Unlike many elegies, however, this one does not idealize the dead person, the speaker’s aunt Tilly, but rather describes her in plain, simple language that is often anything but flattering. The poem opens, for example, by telling us that Aunt Tilly’s face was like “a rain beaten stone on the day she rolled off / With the dark hearse” (ll. 1-2). Note, too, the line break and the way it seems to accentuate the casual nature of the death. If we stop reading at line 1 it seems as if Aunt Tilly simply rolled out of this life nonchalantly.
Despite this unflinching, almost casual language, however, Aunt Tilly is recalled to the speaker’s mind with great affection, such as when he remembers how she “sat with the dead . . . fed and tended the infirm” and “faced up to the worst” (ll. 8-9, 11). For all of the reminiscences about his aunt, however, the speaker does not avoid the difficult facts of her death, telling us that “she died in agony, / Her tongue, at the last, thick, black as an ox’s” (ll. 16-17).
This unflinching portrait of a loved one’s death may be shocking to us, but the speaker clearly wants us to know the truth about both Aunt Tilly’s life and her death. It is in this way that he has chosen to honor her. The affectionate portrait continues in the poem’s conclusion, where the speaker calls his aunt the “terror of cops, bill collectors and betrayers of the poor” (l. 18) and pictures her “in some celestial supermarket, / Moving serenely among the leeks and cabbages” (ll. 19-20). The poem thus presents a complex portrait of a beloved member of the speaker’s family, a portrait that captures the grace and generosity of Aunt Tilly as well as the almost casual facts of her death.

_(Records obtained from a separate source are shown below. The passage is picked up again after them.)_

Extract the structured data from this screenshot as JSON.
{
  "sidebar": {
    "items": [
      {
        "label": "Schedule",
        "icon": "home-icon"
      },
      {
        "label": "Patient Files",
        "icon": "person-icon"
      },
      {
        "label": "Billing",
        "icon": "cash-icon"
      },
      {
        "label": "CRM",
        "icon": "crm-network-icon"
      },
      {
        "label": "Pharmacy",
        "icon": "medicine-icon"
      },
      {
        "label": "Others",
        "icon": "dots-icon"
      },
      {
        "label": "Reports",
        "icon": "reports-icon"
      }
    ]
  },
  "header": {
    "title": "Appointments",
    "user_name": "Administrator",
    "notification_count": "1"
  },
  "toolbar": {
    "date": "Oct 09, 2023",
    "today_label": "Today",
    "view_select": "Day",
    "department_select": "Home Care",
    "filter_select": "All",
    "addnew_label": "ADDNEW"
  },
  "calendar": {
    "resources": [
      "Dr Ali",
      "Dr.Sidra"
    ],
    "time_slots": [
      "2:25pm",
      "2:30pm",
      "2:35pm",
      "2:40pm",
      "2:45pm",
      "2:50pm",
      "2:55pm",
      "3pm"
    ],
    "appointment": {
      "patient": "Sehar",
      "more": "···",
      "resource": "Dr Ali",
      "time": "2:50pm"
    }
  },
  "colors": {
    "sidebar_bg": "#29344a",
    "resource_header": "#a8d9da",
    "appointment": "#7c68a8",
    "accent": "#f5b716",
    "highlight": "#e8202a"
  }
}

For Discussion or Writing:
1. Reflect upon your own experiences with death. Have you lost someone close to you? If so, how did your feelings compare to the speaker’s feelings in “Elegy”? What was different/similar about the way you felt?
2. Why does Roethke end the poem with Aunt Tilly’s staring down the butcher? What is he trying to tell us about her personality? What is Aunt Tilly’s personality? Describe it using evidence from the poem.

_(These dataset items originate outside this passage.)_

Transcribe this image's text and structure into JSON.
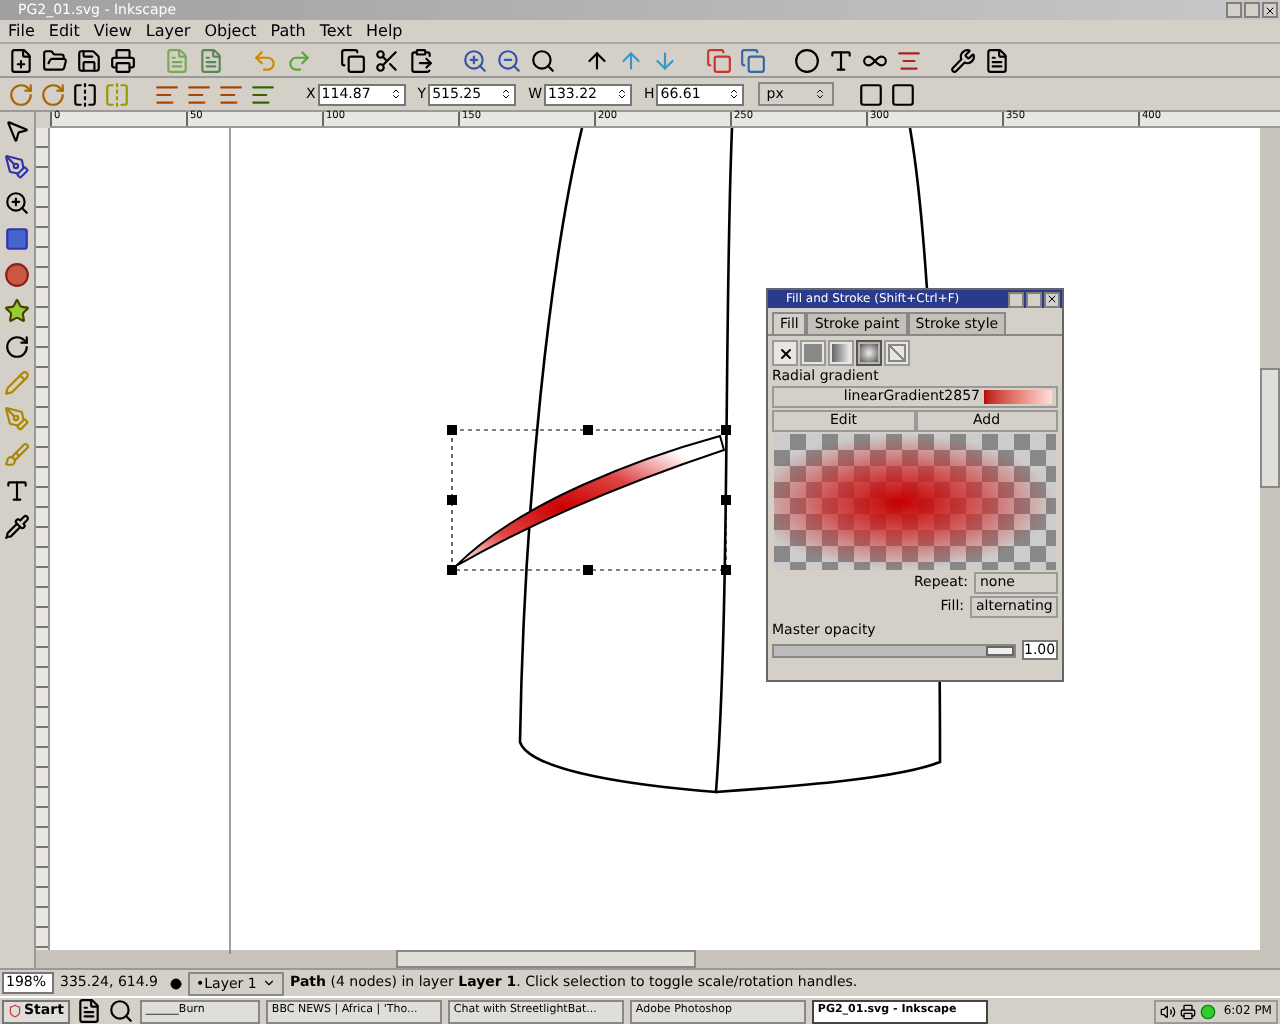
{
  "window": {
    "title": "PG2_01.svg - Inkscape"
  },
  "menu": [
    "File",
    "Edit",
    "View",
    "Layer",
    "Object",
    "Path",
    "Text",
    "Help"
  ],
  "coords": [
    {
      "label": "X",
      "value": "114.87"
    },
    {
      "label": "Y",
      "value": "515.25"
    },
    {
      "label": "W",
      "value": "133.22"
    },
    {
      "label": "H",
      "value": "66.61"
    }
  ],
  "unit": "px",
  "ruler": [
    "0",
    "50",
    "100",
    "150",
    "200",
    "250",
    "300",
    "350",
    "400"
  ],
  "dialog": {
    "title": "Fill and Stroke (Shift+Ctrl+F)",
    "tabs": [
      {
        "label": "Fill",
        "selected": true
      },
      {
        "label": "Stroke paint",
        "selected": false
      },
      {
        "label": "Stroke style",
        "selected": false
      }
    ],
    "paint_types": [
      {
        "kind": "none",
        "selected": false
      },
      {
        "kind": "flat",
        "selected": false
      },
      {
        "kind": "linear",
        "selected": false
      },
      {
        "kind": "radial",
        "selected": true
      },
      {
        "kind": "unset",
        "selected": false
      }
    ],
    "section": "Radial gradient",
    "gradient": "linearGradient2857",
    "buttons": [
      "Edit",
      "Add"
    ],
    "repeat": {
      "label": "Repeat:",
      "value": "none"
    },
    "fill": {
      "label": "Fill:",
      "value": "alternating"
    },
    "opacity": {
      "label": "Master opacity",
      "level": 1,
      "value": "1.00"
    }
  },
  "status": {
    "zoom": "198%",
    "cursor": "335.24, 614.9",
    "layer": "•Layer 1",
    "message": "**Path** (4 nodes) in layer **Layer 1**. Click selection to toggle scale/rotation handles."
  },
  "taskbar": {
    "start": "Start",
    "tasks": [
      {
        "label": "______Burn",
        "selected": false
      },
      {
        "label": "BBC NEWS | Africa | 'Tho...",
        "selected": false
      },
      {
        "label": "Chat with StreetlightBat...",
        "selected": false
      },
      {
        "label": "Adobe Photoshop",
        "selected": false
      },
      {
        "label": "PG2_01.svg - Inkscape",
        "selected": true
      }
    ],
    "clock": "6:02 PM"
  }
}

3. Why do we tend to idealize someone when he or she dies? What is Roethke trying to tell us with the way he deliberately avoids idealizing Aunt Tilly?
4. Compare Roethke’s poem with Thomas Gunn’s “The Beautician,” from his 1992 book entitled The Man with Night Sweats. The book includes many poems set in the context of AIDS-plagued San Francisco in the 1980s. Gunn was born in Gravesend, Kent, England, in 1929 and lived most of his adult life in San Francisco, where he died in his home in 2004. With both poets’ lives in mind, how do these two poems comment on the nature of loss? What does each have to say about memory and idealization of those who have died? How do both poems complement and diverge from each other?